What this page covers

New Page Wave Link Routing

New Page Wave Link Routing shows how to plug newly published growth pages into your existing internal linking strategy so they are easy to discover and stay aligned with your hub and leaf structure.

Use this guide with your internal linking map, hub and leaf rules, and orphan page audit to decide where each new page should receive links from and which related pages it should link out to.

In brief

  • Treat every new page as a leaf that must connect to an existing hub. Choose its primary hub, then add at least one contextual link from that hub and from any closely related sibling pages.
  • Give each new page a clear outbound pattern: 1–2 links up to its hub, 2–4 links to sibling or supporting leaves, and 1–2 links to high‑value conversion or product pages.
  • Update your internal linking map in the same wave as publishing. This prevents orphan pages, keeps crawl paths shallow, and preserves a consistent hub‑and‑leaf structure as you add new content.

What to do

When you publish a new wave of pages, plan and route internal links as part of the launch, not as a follow‑up task. Start by assigning each page a single primary hub based on topic and intent. From that hub, add at least one prominent contextual link into the new page, ideally from an existing section that already attracts traffic and internal authority.

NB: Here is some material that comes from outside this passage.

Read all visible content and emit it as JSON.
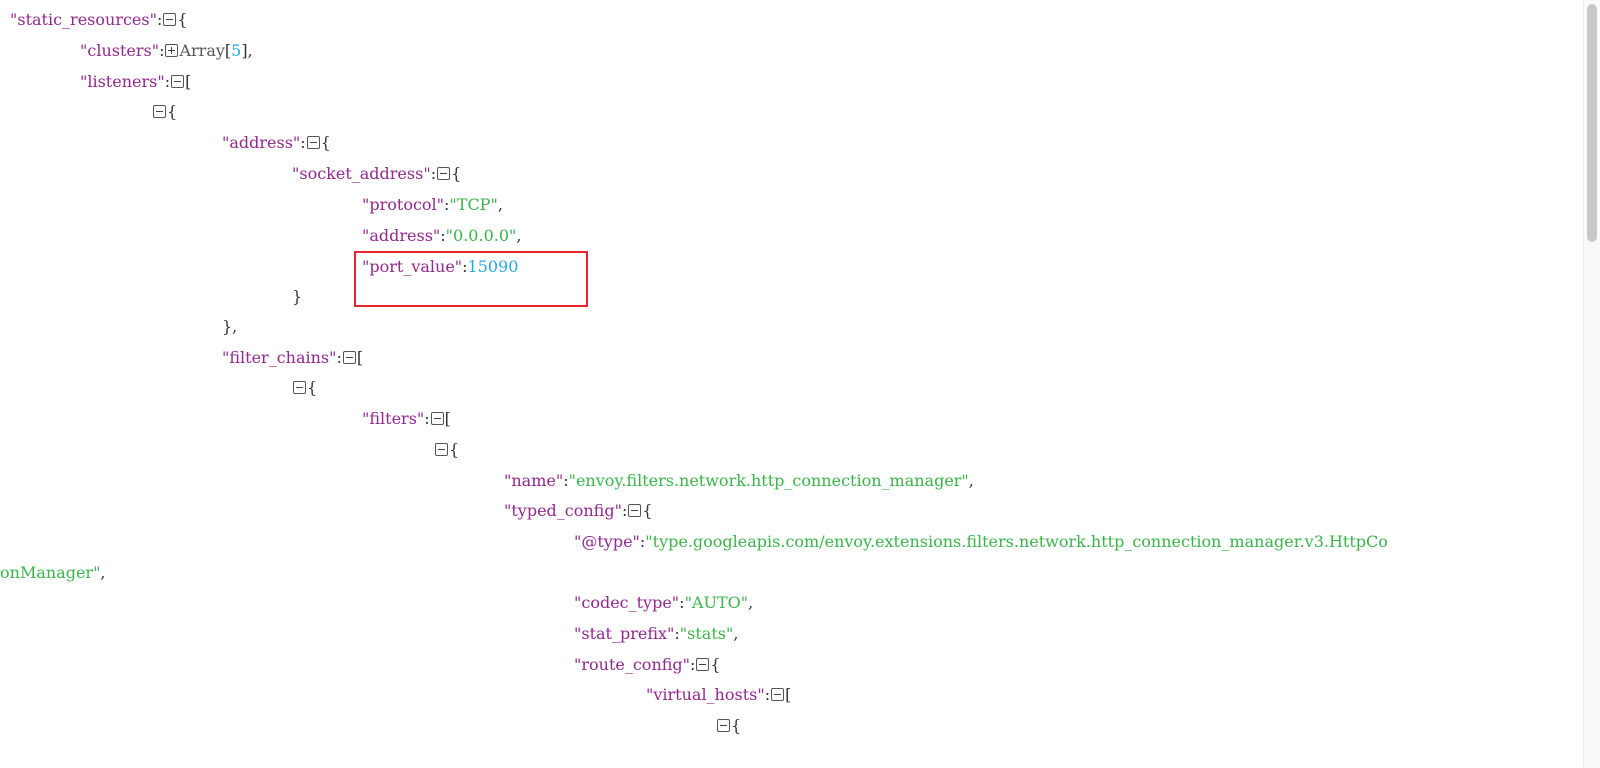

Next, define the page’s outbound linking pattern. Link back up to the hub using a consistent anchor that reflects the hub’s core topic, then add a small cluster of links to closely related leaf pages that cover adjacent questions or deeper detail. Finally, include 1–2 links to your key conversion or product pages so users and crawlers have a clear path from discovery content to action pages.

Document these decisions in your internal linking map as you go. For each new URL, record its hub, inbound sources, outbound targets, and role in the journey. This keeps your hub‑and‑leaf model coherent across waves, avoids accidental orphaning, and makes future audits, Radar scans, and expansions much easier to run.

What to keep in mind

New page wave routing works best when you already have a defined hub‑and‑leaf model and an up‑to‑date internal linking map. If your structure is unclear or you have many legacy orphan pages, stabilize the existing architecture first so you can apply consistent rules to new content.

Not every new page should receive the same link density. High‑value, evergreen pages can justify more prominent links from hubs and navigation, while narrow or experimental topics may only get a few contextual links from relevant leaves. Over‑linking every new page from your strongest hubs can dilute topical focus and confuse both users and search engines.

Routing also depends on crawl budget and site size. Large sites should prioritize linking new pages from sections that are already frequently crawled and avoid deep, isolated paths that require many clicks from any hub. Smaller sites can be more flexible, but still benefit from clear rules for how many links go up to hubs, across to siblings, and down to more specific leaves.